The prognosis is favorable in most patients treated early and monitored appropriately. However, there remains a risk of chronic aortic regurgitation, early valve calcification, and the need for reintervention over time, particularly in those who underwent valvuloplasty during the neonatal period. Regular cardiology follow-up, with assessment of ventricular function, degree of regurgitation, and ascending aorta dimensions, is essential to prevent long-term complications, including left ventricular dysfunction, ventricular arrhythmias, and sudden cardiac death.
Although congenital aortic stenosis can be successfully treated in most cases, it may evolve into significant complications either in the absence of treatment or during post-procedural follow-up. The complications depend on the initial severity of the lesion, the treatment method used, and the presence of associated anomalies.
In untreated patients or those with progressive stenosis, the main complication is left ventricular dysfunction secondary to chronic pressure overload. Initially adaptive concentric hypertrophy may evolve into myocardial fibrosis, reduced diastolic compliance, and heart failure with preserved ejection fraction. In more advanced cases, ventricular dilation and overt systolic dysfunction may occur.

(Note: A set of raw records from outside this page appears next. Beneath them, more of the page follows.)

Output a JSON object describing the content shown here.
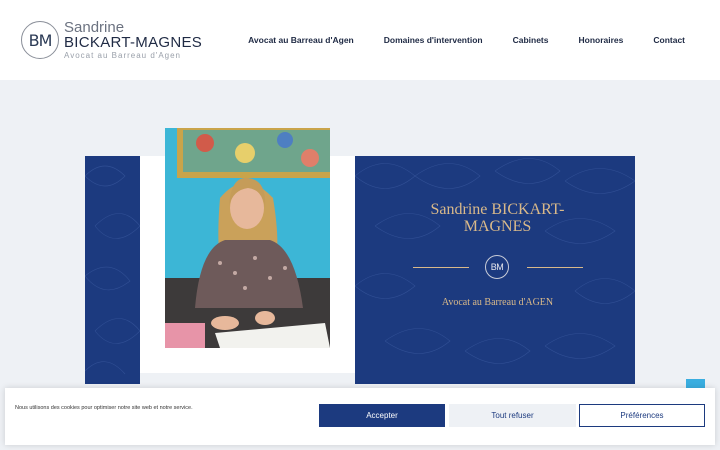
{
  "logo": {
    "monogram": "BM",
    "first_name": "Sandrine",
    "last_name": "BICKART-MAGNES",
    "tagline": "Avocat au Barreau d'Agen"
  },
  "nav": {
    "items": [
      {
        "label": "Avocat au Barreau d'Agen"
      },
      {
        "label": "Domaines d'intervention"
      },
      {
        "label": "Cabinets"
      },
      {
        "label": "Honoraires"
      },
      {
        "label": "Contact"
      }
    ]
  },
  "hero": {
    "name": "Sandrine BICKART-MAGNES",
    "badge": "BM",
    "subtitle": "Avocat au Barreau d'AGEN"
  },
  "cookie": {
    "text": "Nous utilisons des cookies pour optimiser notre site web et notre service.",
    "accept_label": "Accepter",
    "refuse_label": "Tout refuser",
    "prefs_label": "Préférences"
  },
  "colors": {
    "brand_blue": "#1c3a7f",
    "gold": "#d9b98a",
    "scroll_button": "#3aaee0"
  }
}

One of the most feared complications, especially in young individuals with severe untreated stenosis, is sudden cardiac death, typically due to malignant ventricular arrhythmias or pressure-induced myocardial ischemia. This risk is particularly high in patients with exertional syncope, documented arrhythmias, or marked left ventricular hypertrophy on echocardiogram or ECG.

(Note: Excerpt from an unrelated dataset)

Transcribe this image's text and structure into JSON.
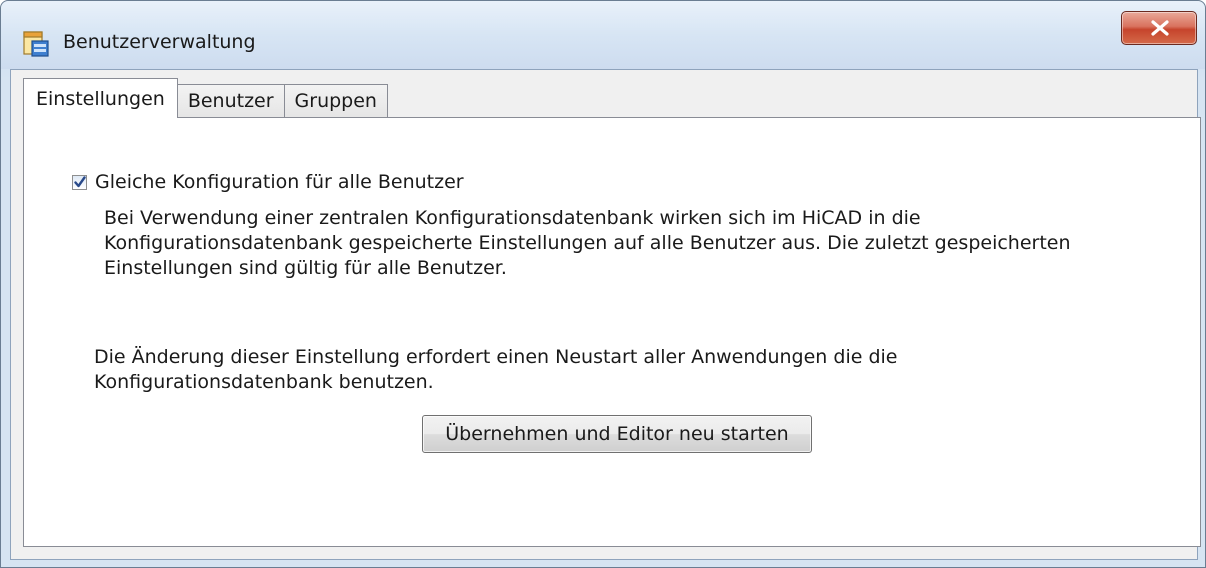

After percutaneous valvuloplasty, the most frequent complication is residual aortic regurgitation, which may initially be mild but tends to progress over time. Untreated severe regurgitation may lead to left ventricular dilation, systolic dysfunction, and worsening symptoms. In such cases, valve replacement during adolescence or adulthood may be necessary.
Other complications of valvuloplasty include: re-stenosis due to progressive leaflet thickening or scar retraction in about 20–30% of cases, vascular injury or embolization during percutaneous access (rarer in experienced centers), and rare but serious events such as aortic perforation or cardiac tamponade.
In patients undergoing surgical valve replacement, complications include degeneration of biological prostheses over time, early valve calcification, and thrombosis or endocarditis in those with mechanical prostheses. The Ross procedure, while offering the advantages of a native valve anatomy and growth potential, may be complicated by issues affecting both the neo-aorta and the homograft pulmonary conduit.
An additional long-term complication is ascending aortic dilatation, especially in patients with a bicuspid aortic valve. This condition carries an increased risk of aortic dissection or rupture, even at a young age, and requires regular radiologic monitoring with early surgical intervention if critical diameter thresholds are exceeded or rapid progression is observed.
Finally, in patients who undergo multiple procedures or have ventricular dysfunction, atrial or ventricular arrhythmias, exercise intolerance, and need for chronic medical therapy may occur. For this reason, a structured lifelong cardiology follow-up is essential, with periodic assessment of ventricular function, the treated valve, and the ascending aorta, in order to prevent and manage complications early.